Experimentation with these substances increased continuously until 2014, before beginning a decline which has continued until today. Behind this generalized downward trend lie dynamics specific to each substance. For example, if the levels for cocaine increased regularly before falling, those for the use of ecstasy (or MDMA) have experienced erratic variations over the last two decades. These variations are difficult to explain, but can be linked to fashion phenomena which can sometimes be ephemeral during adolescence.
Academic status
Like the consumption of alcohol or cannabis, these experiments with illicit products (other than cannabis) remain a little more the work of boys even if, given the levels, it is difficult to conclude that the behaviors between girls and boys can diverge or converge. The uses of LSD and hallucinogenic mushrooms, however, appear to be slightly more marked by gender.
They are, moreover, very strongly associated with educational status, young people leaving the school system (adolescents out of school, in civic service or, more rarely, in employment) are the most numerous to use at least one other illicit drug (11.3% experimentation), ahead of apprentices (6.9%) and high school students (3.5%).

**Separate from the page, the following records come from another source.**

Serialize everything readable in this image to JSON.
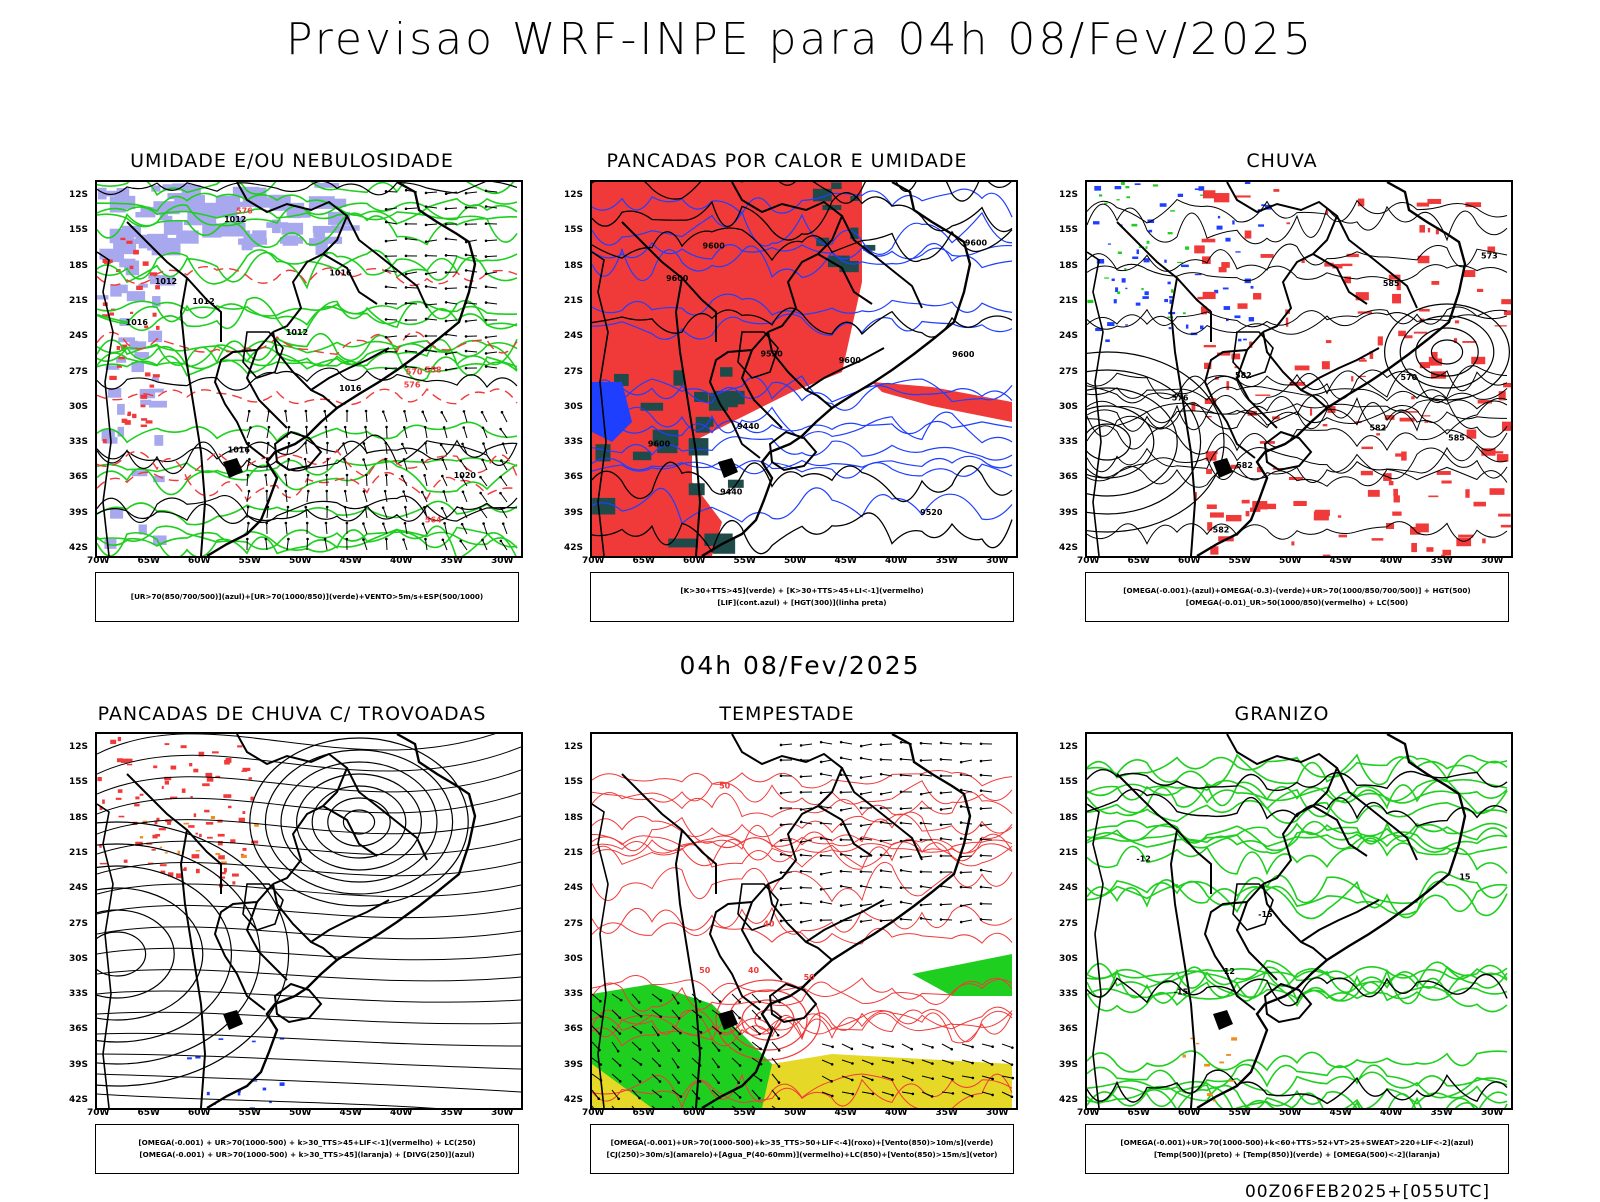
{
  "title": "Previsao WRF-INPE  para 04h 08/Fev/2025",
  "mid_time": "04h 08/Fev/2025",
  "footer": "00Z06FEB2025+[055UTC]",
  "axes": {
    "lat": [
      "12S",
      "15S",
      "18S",
      "21S",
      "24S",
      "27S",
      "30S",
      "33S",
      "36S",
      "39S",
      "42S"
    ],
    "lon": [
      "70W",
      "65W",
      "60W",
      "55W",
      "50W",
      "45W",
      "40W",
      "35W",
      "30W"
    ]
  },
  "panels": [
    {
      "title": "UMIDADE E/OU NEBULOSIDADE",
      "legend": [
        "[UR>70(850/700/500)](azul)+[UR>70(1000/850)](verde)+VENTO>5m/s+ESP(500/1000)"
      ],
      "contour_labels": [
        "1012",
        "1012",
        "1012",
        "1012",
        "1016",
        "1016",
        "1016",
        "1016",
        "1020",
        "576",
        "576",
        "570",
        "564",
        "558"
      ]
    },
    {
      "title": "PANCADAS POR CALOR E UMIDADE",
      "legend": [
        "[K>30+TTS>45](verde) + [K>30+TTS>45+LI<-1](vermelho)",
        "[LIF](cont.azul) + [HGT(300)](linha preta)"
      ],
      "contour_labels": [
        "9600",
        "9600",
        "9520",
        "9520",
        "9600",
        "9600",
        "9600",
        "9440",
        "9440",
        "9600"
      ]
    },
    {
      "title": "CHUVA",
      "legend": [
        "[OMEGA(-0.001)-(azul)+OMEGA(-0.3)-(verde)+UR>70(1000/850/700/500)] + HGT(500)",
        "[OMEGA(-0.01)_UR>50(1000/850)(vermelho) + LC(500)"
      ],
      "contour_labels": [
        "582",
        "582",
        "582",
        "582",
        "585",
        "585",
        "576",
        "573",
        "570"
      ]
    },
    {
      "title": "PANCADAS DE CHUVA C/ TROVOADAS",
      "legend": [
        "[OMEGA(-0.001) + UR>70(1000-500) + k>30_TTS>45+LIF<-1](vermelho) + LC(250)",
        "[OMEGA(-0.001) + UR>70(1000-500) + k>30_TTS>45](laranja) + [DIVG(250)](azul)"
      ],
      "contour_labels": []
    },
    {
      "title": "TEMPESTADE",
      "legend": [
        "[OMEGA(-0.001)+UR>70(1000-500)+k>35_TTS>50+LIF<-4](roxo)+[Vento(850)>10m/s](verde)",
        "[CJ(250)>30m/s](amarelo)+[Agua_P(40-60mm)](vermelho)+LC(850)+[Vento(850)>15m/s](vetor)"
      ],
      "contour_labels": [
        "40",
        "50",
        "50",
        "40",
        "50"
      ]
    },
    {
      "title": "GRANIZO",
      "legend": [
        "[OMEGA(-0.001)+UR>70(1000-500)+k<60+TTS>52+VT>25+SWEAT>220+LIF<-2](azul)",
        "[Temp(500)](preto) + [Temp(850)](verde) + [OMEGA(500)<-2](laranja)"
      ],
      "contour_labels": [
        "-15",
        "-12",
        "-15",
        "15",
        "12"
      ]
    }
  ],
  "colors": {
    "red": "#f03a3a",
    "green": "#1fcf1f",
    "blue": "#1f3fff",
    "lavender": "#a8a8ee",
    "teal": "#1f4a4a",
    "yellow": "#e5d826",
    "orange": "#f08c1e"
  }
}
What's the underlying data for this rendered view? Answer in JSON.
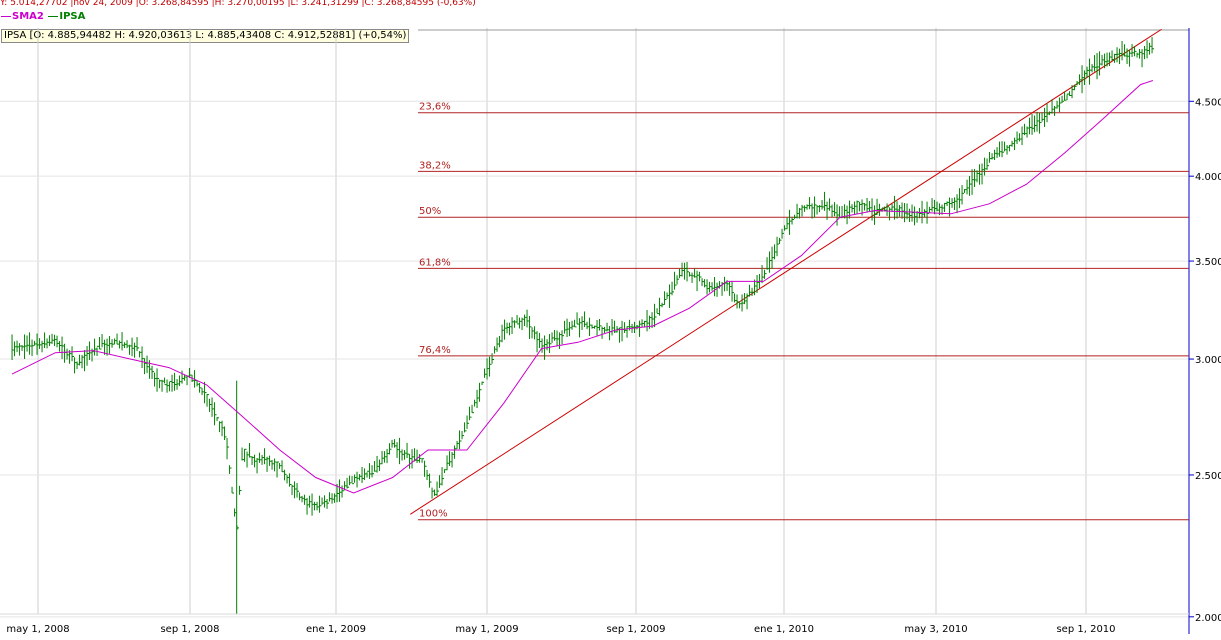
{
  "header": {
    "cursor_line": "Y: 5.014,27702 |nov 24, 2009 |O: 3.268,84595 |H: 3.270,00195 |L: 3.241,31299 |C: 3.268,84595 (-0,63%)",
    "legend_sma": "SMA2",
    "legend_ipsa": "IPSA",
    "ohlc_box": "IPSA [O: 4.885,94482  H: 4.920,03613  L: 4.885,43408  C: 4.912,52881] (+0,54%)"
  },
  "colors": {
    "price": "#008000",
    "sma": "#cc00cc",
    "fib": "#b22222",
    "trend": "#cc0000",
    "grid": "#cfcfcf",
    "axis": "#0000cc"
  },
  "chart_data": {
    "type": "line",
    "title": "",
    "xlabel": "",
    "ylabel": "",
    "y_scale": "log",
    "ylim": [
      1990,
      5050
    ],
    "x_ticks": [
      "may 1, 2008",
      "sep 1, 2008",
      "ene 1, 2009",
      "may 1, 2009",
      "sep 1, 2009",
      "ene 1, 2010",
      "may 3, 2010",
      "sep 1, 2010"
    ],
    "y_ticks": [
      {
        "value": 2000,
        "label": "2.000"
      },
      {
        "value": 2500,
        "label": "2.500"
      },
      {
        "value": 3000,
        "label": "3.000"
      },
      {
        "value": 3500,
        "label": "3.500"
      },
      {
        "value": 4000,
        "label": "4.000"
      },
      {
        "value": 4500,
        "label": "4.500"
      }
    ],
    "series": [
      {
        "name": "IPSA",
        "x": [
          "2008-04-10",
          "2008-05-15",
          "2008-06-01",
          "2008-06-20",
          "2008-07-05",
          "2008-07-20",
          "2008-08-05",
          "2008-08-20",
          "2008-09-01",
          "2008-09-15",
          "2008-10-01",
          "2008-10-10",
          "2008-10-15",
          "2008-10-25",
          "2008-11-05",
          "2008-11-15",
          "2008-11-25",
          "2008-12-05",
          "2008-12-15",
          "2008-12-25",
          "2009-01-15",
          "2009-02-01",
          "2009-02-15",
          "2009-02-25",
          "2009-03-10",
          "2009-03-20",
          "2009-04-01",
          "2009-04-15",
          "2009-05-01",
          "2009-05-15",
          "2009-06-01",
          "2009-06-15",
          "2009-07-01",
          "2009-07-15",
          "2009-08-01",
          "2009-08-15",
          "2009-09-01",
          "2009-09-15",
          "2009-10-01",
          "2009-10-10",
          "2009-10-20",
          "2009-11-01",
          "2009-11-15",
          "2009-11-24",
          "2009-12-01",
          "2009-12-15",
          "2010-01-01",
          "2010-01-15",
          "2010-02-01",
          "2010-02-15",
          "2010-03-01",
          "2010-03-15",
          "2010-04-01",
          "2010-04-15",
          "2010-05-03",
          "2010-05-20",
          "2010-06-05",
          "2010-06-20",
          "2010-07-01",
          "2010-07-15",
          "2010-08-01",
          "2010-08-15",
          "2010-09-01",
          "2010-09-15",
          "2010-10-01",
          "2010-10-15",
          "2010-10-25"
        ],
        "values": [
          3050,
          3090,
          2980,
          3060,
          3080,
          3050,
          2900,
          2880,
          2920,
          2830,
          2650,
          2280,
          2600,
          2560,
          2560,
          2540,
          2450,
          2400,
          2380,
          2400,
          2480,
          2520,
          2620,
          2580,
          2560,
          2420,
          2560,
          2700,
          2950,
          3150,
          3200,
          3060,
          3120,
          3180,
          3150,
          3140,
          3150,
          3200,
          3350,
          3450,
          3420,
          3350,
          3380,
          3268,
          3300,
          3420,
          3680,
          3800,
          3820,
          3760,
          3830,
          3780,
          3810,
          3760,
          3800,
          3850,
          4000,
          4150,
          4180,
          4300,
          4400,
          4520,
          4700,
          4800,
          4850,
          4850,
          4910
        ]
      },
      {
        "name": "SMA2",
        "x": [
          "2008-04-10",
          "2008-05-15",
          "2008-06-15",
          "2008-07-15",
          "2008-08-15",
          "2008-09-15",
          "2008-10-15",
          "2008-11-15",
          "2008-12-15",
          "2009-01-15",
          "2009-02-15",
          "2009-03-15",
          "2009-04-15",
          "2009-05-15",
          "2009-06-15",
          "2009-07-15",
          "2009-08-15",
          "2009-09-15",
          "2009-10-15",
          "2009-11-15",
          "2009-12-15",
          "2010-01-15",
          "2010-02-15",
          "2010-03-15",
          "2010-04-15",
          "2010-05-15",
          "2010-06-15",
          "2010-07-15",
          "2010-08-15",
          "2010-09-15",
          "2010-10-15",
          "2010-10-25"
        ],
        "values": [
          2930,
          3030,
          3040,
          3000,
          2960,
          2880,
          2740,
          2600,
          2490,
          2430,
          2490,
          2600,
          2600,
          2800,
          3050,
          3080,
          3140,
          3160,
          3250,
          3390,
          3390,
          3530,
          3750,
          3790,
          3780,
          3770,
          3830,
          3950,
          4150,
          4380,
          4620,
          4650
        ]
      }
    ],
    "fibonacci": [
      {
        "label": "23,6%",
        "value": 4420
      },
      {
        "label": "38,2%",
        "value": 4030
      },
      {
        "label": "50%",
        "value": 3750
      },
      {
        "label": "61,8%",
        "value": 3460
      },
      {
        "label": "76,4%",
        "value": 3015
      },
      {
        "label": "100%",
        "value": 2330
      }
    ],
    "trendline": {
      "x": [
        "2009-03-01",
        "2010-11-01"
      ],
      "values": [
        2350,
        5040
      ]
    },
    "grid": true
  }
}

These differences can, in part, be explained by both financial autonomy (even if it remains limited) or less parental control.
It should be noted that the relationship between substance use and early exit from the school system is not a one-way causality: if the effect of these substances on academic performance in adolescence is well established, the problems leading to to an early exit from the school system generally appear well before the first use of illicit psychoactive substances (after 16 years), and even constitute a determinant.
This 2022 photograph of the use of illicit psychoactive substances among 17-year-old adolescents reflects a favorable development in terms of public health. If the trends observed are the fruit of dynamics at work over the past ten years, it should not be forgotten that they come after two unique years, marked by the health crisis linked to Covid-19 and several confinements of the population which have seriously disrupted juvenile sociability. This could have contributed to the decline observed between 2017 and 2022 in experiments, which mainly take place in sociable and festive contexts.
New data confirms the decline of cannabis among middle and high school students
With the aim of completing the observation of the use of psychoactive substances in the French population, the French Observatory of Drugs and Addictive Tendencies published in 2024 the results of two other surveys carried out in 2022 and 2023.
The first, the EnCLASS National Survey of Middle and High School Adolescents on Health and Substances, carried out among 7,237 middle school and 4,649 high school students, notably confirmed on the one hand the decline in experimentation with tobacco and cannabis among middle school students and, on the other hand, the drop in tobacco, alcohol or cannabis consumption among high school students.
The second, the Survey on Representations, Opinions and Perceptions of Psychotropic Drugs (EROPP) questioned, in 2023, 14,984 people representative of the adult population aged 18 to 75. Its results revealed that, while the share of cannabis experimenters has continued to increase and now concerns more than half of the French population aged 18 to 64, consumption over the last 12 months has not increased overall. since 2017 (date of the last comparable survey).
Cocaine, ecstasy or MDMA, heroin, amphetamines… are increasing in the rest of the population
For other illicit substances (cocaine, ecstasy or MDMA, heroin, amphetamines, etc.), levels of use have increased significantly over the same period, particularly for stimulants. Thus, almost one in ten adults have already used powder cocaine at least once in their life, and one in twelve ecstasy (or MDMA).